Getting more hints that Ammi was cool and unconventional back when she was Kamala’s age is only pushing me further into JUST TELL HER YOUR SECRET territory.
I also like the mirror we got in the relationship between Najma and Kamran. She goes HAM and destroys everything she has to in order to protect him from Damage Control—but the second he’s physically safe she abandons him to his fate. Helping Kamala and her family was too deep a betrayal in her mind.
While I thought this episode was a little too plot-and-action heavy, I did enjoy the chase scenes for what they were. I thought they used Karachi well, especially the way Kamala, Waleed, and Kimo have to use multiple modes of transport to try to get away. Once again Kamala is very clearly still learning how to fight, and hasn’t suddenly leveled up—and once again her biggest hero moment is protecting the innocent. The scenes do the typical Marvel thing of showing us that the civilians survive. I also thought it was interesting that, unless I missed something, Kamala doesn’t kill anyone. I’m pretty sure Kimo does, and obviously we see Najma kill Waleed. But Kamala blocks, evades, and protects, but doesn’t land anything close to a killing blow.
I should also mention that because Indiana Jones and the Last Crusade and 1999’s The Mummy Starring America’s Sweetheart Brendan Fraser were extremely formative for me, it’s constitutionally impossible for me to meet a character like Waleed and not immediately say “The Brotherhood of the Cruciform Sword!” or, “The Medjai!”—but I guess The Red Daggers is pretty cool, too.

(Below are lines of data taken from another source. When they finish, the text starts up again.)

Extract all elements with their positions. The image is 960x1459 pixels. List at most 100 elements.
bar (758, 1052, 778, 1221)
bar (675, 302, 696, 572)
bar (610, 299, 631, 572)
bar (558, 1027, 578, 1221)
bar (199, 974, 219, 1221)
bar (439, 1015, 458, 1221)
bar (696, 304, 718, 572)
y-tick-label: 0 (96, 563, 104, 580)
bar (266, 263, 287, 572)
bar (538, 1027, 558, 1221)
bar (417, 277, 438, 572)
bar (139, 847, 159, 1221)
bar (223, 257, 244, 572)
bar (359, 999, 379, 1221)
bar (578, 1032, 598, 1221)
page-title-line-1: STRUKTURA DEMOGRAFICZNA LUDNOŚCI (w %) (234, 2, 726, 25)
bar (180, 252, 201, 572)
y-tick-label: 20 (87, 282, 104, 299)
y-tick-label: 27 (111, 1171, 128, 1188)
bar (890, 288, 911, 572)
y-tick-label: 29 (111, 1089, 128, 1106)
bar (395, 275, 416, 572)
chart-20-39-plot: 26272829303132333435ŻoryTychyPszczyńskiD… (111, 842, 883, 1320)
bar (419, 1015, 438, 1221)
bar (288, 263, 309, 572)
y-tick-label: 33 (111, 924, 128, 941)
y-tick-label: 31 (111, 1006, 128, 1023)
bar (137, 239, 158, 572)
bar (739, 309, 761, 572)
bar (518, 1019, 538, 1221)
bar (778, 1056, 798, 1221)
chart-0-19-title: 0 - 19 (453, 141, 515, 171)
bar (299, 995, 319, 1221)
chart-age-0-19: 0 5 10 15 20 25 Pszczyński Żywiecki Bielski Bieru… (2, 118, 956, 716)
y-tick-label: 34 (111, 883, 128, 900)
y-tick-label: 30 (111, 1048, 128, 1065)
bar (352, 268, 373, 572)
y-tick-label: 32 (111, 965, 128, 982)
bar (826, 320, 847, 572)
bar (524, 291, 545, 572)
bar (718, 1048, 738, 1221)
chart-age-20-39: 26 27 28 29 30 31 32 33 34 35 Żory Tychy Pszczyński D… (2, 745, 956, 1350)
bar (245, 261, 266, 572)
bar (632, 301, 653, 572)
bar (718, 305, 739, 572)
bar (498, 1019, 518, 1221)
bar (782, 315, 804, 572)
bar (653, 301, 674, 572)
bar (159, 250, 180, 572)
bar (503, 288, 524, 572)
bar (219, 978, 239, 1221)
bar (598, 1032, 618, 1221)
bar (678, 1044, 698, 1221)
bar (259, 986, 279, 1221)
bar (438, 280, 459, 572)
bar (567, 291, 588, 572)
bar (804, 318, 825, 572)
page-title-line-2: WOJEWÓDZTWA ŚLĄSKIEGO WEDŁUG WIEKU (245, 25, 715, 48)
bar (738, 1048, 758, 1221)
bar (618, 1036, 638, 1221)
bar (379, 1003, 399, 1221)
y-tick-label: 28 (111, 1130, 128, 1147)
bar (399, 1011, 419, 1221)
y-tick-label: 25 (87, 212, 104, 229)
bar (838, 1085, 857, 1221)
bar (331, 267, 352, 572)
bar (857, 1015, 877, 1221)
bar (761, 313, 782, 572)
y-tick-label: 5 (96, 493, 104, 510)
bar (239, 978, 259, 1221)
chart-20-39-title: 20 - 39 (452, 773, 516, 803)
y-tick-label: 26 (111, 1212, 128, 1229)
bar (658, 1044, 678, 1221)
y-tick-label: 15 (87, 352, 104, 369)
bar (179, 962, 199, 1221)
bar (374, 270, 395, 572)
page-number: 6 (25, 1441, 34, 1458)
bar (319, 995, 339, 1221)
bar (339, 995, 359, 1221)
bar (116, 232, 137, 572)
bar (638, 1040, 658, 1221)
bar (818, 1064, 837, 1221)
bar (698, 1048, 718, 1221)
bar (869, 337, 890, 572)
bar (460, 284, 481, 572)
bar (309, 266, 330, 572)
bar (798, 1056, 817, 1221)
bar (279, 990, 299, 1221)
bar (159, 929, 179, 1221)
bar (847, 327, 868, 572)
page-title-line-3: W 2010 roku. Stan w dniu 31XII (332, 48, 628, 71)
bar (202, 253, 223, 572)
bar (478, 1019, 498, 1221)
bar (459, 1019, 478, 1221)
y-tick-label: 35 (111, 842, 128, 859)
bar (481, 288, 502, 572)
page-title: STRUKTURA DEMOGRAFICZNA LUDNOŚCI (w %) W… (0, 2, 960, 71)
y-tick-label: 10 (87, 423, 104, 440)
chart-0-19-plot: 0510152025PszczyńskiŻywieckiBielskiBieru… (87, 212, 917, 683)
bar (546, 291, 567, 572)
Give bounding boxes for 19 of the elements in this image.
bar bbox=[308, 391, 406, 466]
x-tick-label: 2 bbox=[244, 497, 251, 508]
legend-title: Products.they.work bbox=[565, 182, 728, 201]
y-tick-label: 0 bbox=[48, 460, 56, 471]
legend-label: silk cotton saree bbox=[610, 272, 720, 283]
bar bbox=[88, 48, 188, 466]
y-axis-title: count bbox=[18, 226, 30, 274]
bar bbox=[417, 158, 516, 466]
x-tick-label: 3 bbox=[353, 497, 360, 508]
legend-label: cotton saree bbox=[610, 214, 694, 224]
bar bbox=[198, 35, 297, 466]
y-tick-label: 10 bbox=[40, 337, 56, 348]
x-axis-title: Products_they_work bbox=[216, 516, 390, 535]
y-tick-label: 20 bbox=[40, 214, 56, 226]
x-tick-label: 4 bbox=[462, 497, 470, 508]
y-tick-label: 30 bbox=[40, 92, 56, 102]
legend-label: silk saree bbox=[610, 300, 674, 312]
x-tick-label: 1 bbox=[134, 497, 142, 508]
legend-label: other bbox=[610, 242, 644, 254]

Back to the show’s focus on small details, I thought the lunch scene was perfect. The second the camera lingered on Kamala’s cuffed jeans for an extra second I knew what was coming, and it was such an excellent way to show the divides in the family. The cousins don’t think of it, because it would never occur to them to wear jeans to a nice lunch. Ammi doesn’t think of it because she hasn’t been back in so long, but she naturally dresses up. And of course it turns into another opportunity for the cousins to tease Kamala for her “American Born Confused” diaspora status. The through line of her finding the food too spicy is paid off so nicely in the bonfire scene, where she finally starts to feel welcomed with her bag of biryani.
I was also glad the writers took a moment to check in on all of Kamala’s messages to Nakia, and how resoundingly they’ve been ignored. Hopefully Bruno’s doing some damage control of his own back home.
Also how cool is that Ant-Man mural?
But again, I think it’s telling that these are the moments that are sticking in my head. I’m glad the show took us to Karachi, and I liked the action stuff, but I think the strongest work is in these quieter character moments. The Clandestine stuff felt a bit shoehorned in. And I’m not sure where I stand on the: “Next Week, During Partition” cliffhanger ending. Obviously the show’s been seeding the family’s history the entire time, but this is a lot to try to pack into a six-episode series.
I love Kamala enough to follow the show wherever it takes me, but I’m nervous about next week.
Nani to Ammi: Your skin is so dry! Are you again on one of your strange diets???
Kamala: I’m breaking more than I can fix!
Nani: If you had lived like I have, lost what I have, you learn to find beauty in the pieces.
Kimo: Come with me if you want to live.
Kimo: Just kidding, I’ve always wanted to say that! But really, we should go.